Abstract
Purpose: 5-azacitidine (5-Aza-CR), a DNA methyltransferase inhibitor used in some clinical trials, shows anti-tumor activity by inhibiting methylation of several tumor suppressor genes. On the other hand, 5-Aza-CR shows cytotoxicity. Some report say 5-Aza-CR activates apoptotic pathway via p53. We estimated the effect of 5-Aza-CR on radiosensitivity of cell lines with wild or mutant p53.
Materials and methods: human non-small lung cancer cell lines with p53 null type transfected with neomycine resistant vector (H1299/neo) or with wild type p53 (H1299/wp53) or mutant p53 (H1299/mp53) were used in the experiment.
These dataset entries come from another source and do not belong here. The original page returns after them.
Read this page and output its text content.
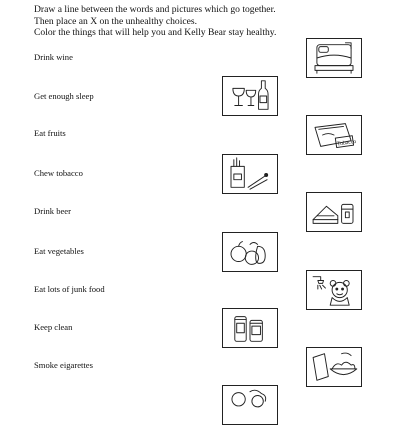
Draw a line between the words and pictures which go together.
Then place an X on the unhealthy choices.
Color the things that will help you and Kelly Bear stay healthy.
Drink wine
Get enough sleep
Eat fruits
Chew tobacco
Drink beer
Eat vegetables
Eat lots of junk food
Keep clean
Smoke eigarettes
Tobacco
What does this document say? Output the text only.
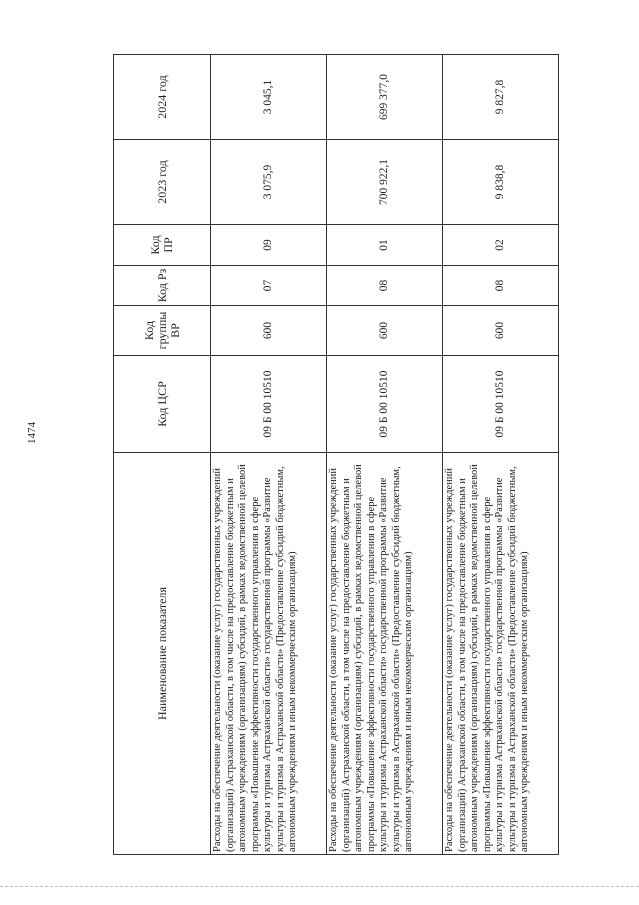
1474
Наименование показателя	Код ЦСР	Код группы ВР	Код Рз	Код ПР	2023 год	2024 год
Расходы на обеспечение деятельности (оказание услуг) государственных учреждений (организаций) Астраханской области, в том числе на предоставление бюджетным и автономным учреждениям (организациям) субсидий, в рамках ведомственной целевой программы «Повышение эффективности государственного управления в сфере культуры и туризма Астраханской области» государственной программы «Развитие культуры и туризма в Астраханской области» (Предоставление субсидий бюджетным, автономным учреждениям и иным некоммерческим организациям)	09 Б 00 10510	600	07	09	3 075,9	3 045,1
Расходы на обеспечение деятельности (оказание услуг) государственных учреждений (организаций) Астраханской области, в том числе на предоставление бюджетным и автономным учреждениям (организациям) субсидий, в рамках ведомственной целевой программы «Повышение эффективности государственного управления в сфере культуры и туризма Астраханской области» государственной программы «Развитие культуры и туризма в Астраханской области» (Предоставление субсидий бюджетным, автономным учреждениям и иным некоммерческим организациям)	09 Б 00 10510	600	08	01	700 922,1	699 377,0
Расходы на обеспечение деятельности (оказание услуг) государственных учреждений (организаций) Астраханской области, в том числе на предоставление бюджетным и автономным учреждениям (организациям) субсидий, в рамках ведомственной целевой программы «Повышение эффективности государственного управления в сфере культуры и туризма Астраханской области» государственной программы «Развитие культуры и туризма в Астраханской области» (Предоставление субсидий бюджетным, автономным учреждениям и иным некоммерческим организациям)	09 Б 00 10510	600	08	02	9 838,8	9 827,8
Cells were subcultured in D-MEM containing 10% of fetal bovine serum at 37C in 5% CO2 atmosphere. Cells with exponentially growing phase were used in the experiment. Radiation was given by 10MV linac X-ray. Cell viability was estimated by colony forming ability.
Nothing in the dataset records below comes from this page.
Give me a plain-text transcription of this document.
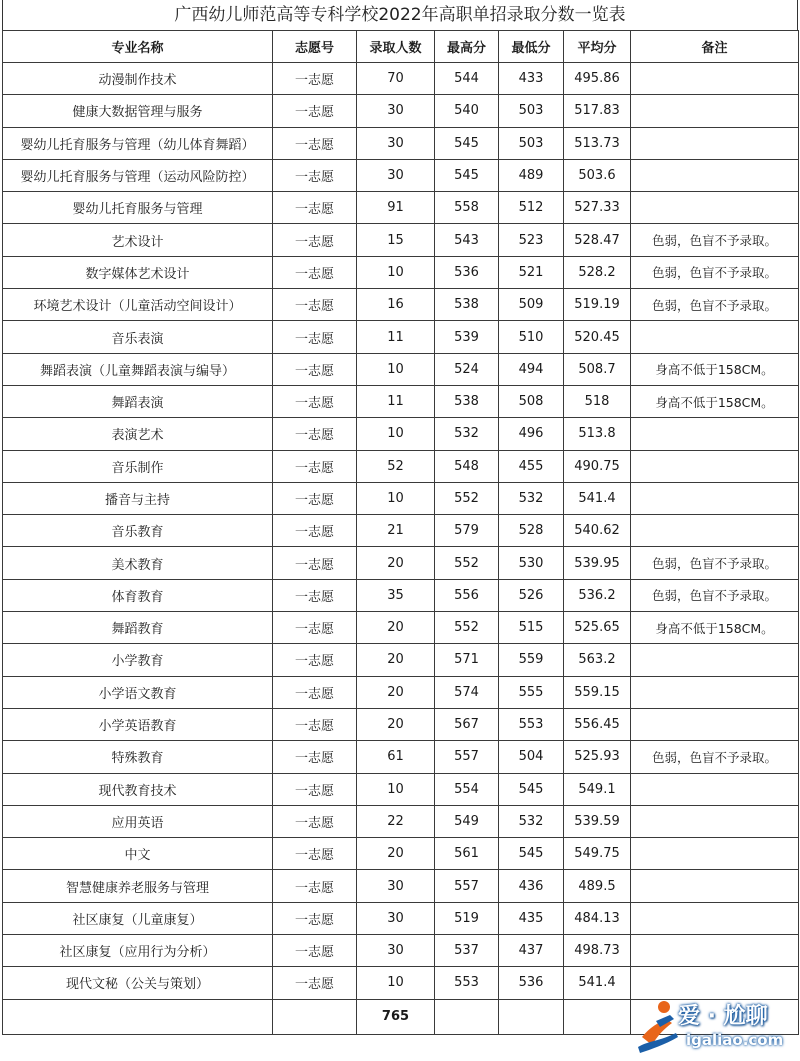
广西幼儿师范高等专科学校2022年高职单招录取分数一览表
专业名称	志愿号	录取人数	最高分	最低分	平均分	备注
动漫制作技术	一志愿	70	544	433	495.86	
健康大数据管理与服务	一志愿	30	540	503	517.83	
婴幼儿托育服务与管理（幼儿体育舞蹈）	一志愿	30	545	503	513.73	
婴幼儿托育服务与管理（运动风险防控）	一志愿	30	545	489	503.6	
婴幼儿托育服务与管理	一志愿	91	558	512	527.33	
艺术设计	一志愿	15	543	523	528.47	色弱，色盲不予录取。
数字媒体艺术设计	一志愿	10	536	521	528.2	色弱，色盲不予录取。
环境艺术设计（儿童活动空间设计）	一志愿	16	538	509	519.19	色弱，色盲不予录取。
音乐表演	一志愿	11	539	510	520.45	
舞蹈表演（儿童舞蹈表演与编导）	一志愿	10	524	494	508.7	身高不低于158CM。
舞蹈表演	一志愿	11	538	508	518	身高不低于158CM。
表演艺术	一志愿	10	532	496	513.8	
音乐制作	一志愿	52	548	455	490.75	
播音与主持	一志愿	10	552	532	541.4	
音乐教育	一志愿	21	579	528	540.62	
美术教育	一志愿	20	552	530	539.95	色弱，色盲不予录取。
体育教育	一志愿	35	556	526	536.2	色弱，色盲不予录取。
舞蹈教育	一志愿	20	552	515	525.65	身高不低于158CM。
小学教育	一志愿	20	571	559	563.2	
小学语文教育	一志愿	20	574	555	559.15	
小学英语教育	一志愿	20	567	553	556.45	
特殊教育	一志愿	61	557	504	525.93	色弱，色盲不予录取。
现代教育技术	一志愿	10	554	545	549.1	
应用英语	一志愿	22	549	532	539.59	
中文	一志愿	20	561	545	549.75	
智慧健康养老服务与管理	一志愿	30	557	436	489.5	
社区康复（儿童康复）	一志愿	30	519	435	484.13	
社区康复（应用行为分析）	一志愿	30	537	437	498.73	
现代文秘（公关与策划）	一志愿	10	553	536	541.4	
		765					爱 · 尬聊
igaliao.com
Results: Plating efficiency of 3 cell lines declined around 30% of control by exposing the cells to 100uM of 5-Aza-CR for 48 hours. No difference in cytotoxicity of 5-Aza-CR was seen between 3 cell lines. 5-Aza-CR slightly enhanced radiosensitivity of H1299/wp53 cell line, while in H1299/neo and H1299/mp53 cell lines, 5-Aza-CR showed no modification effect in radiosensitivity.
Conclusion: 5-Aza-CR slightly enhanced radiosensitivity of cell lines with wild type p53.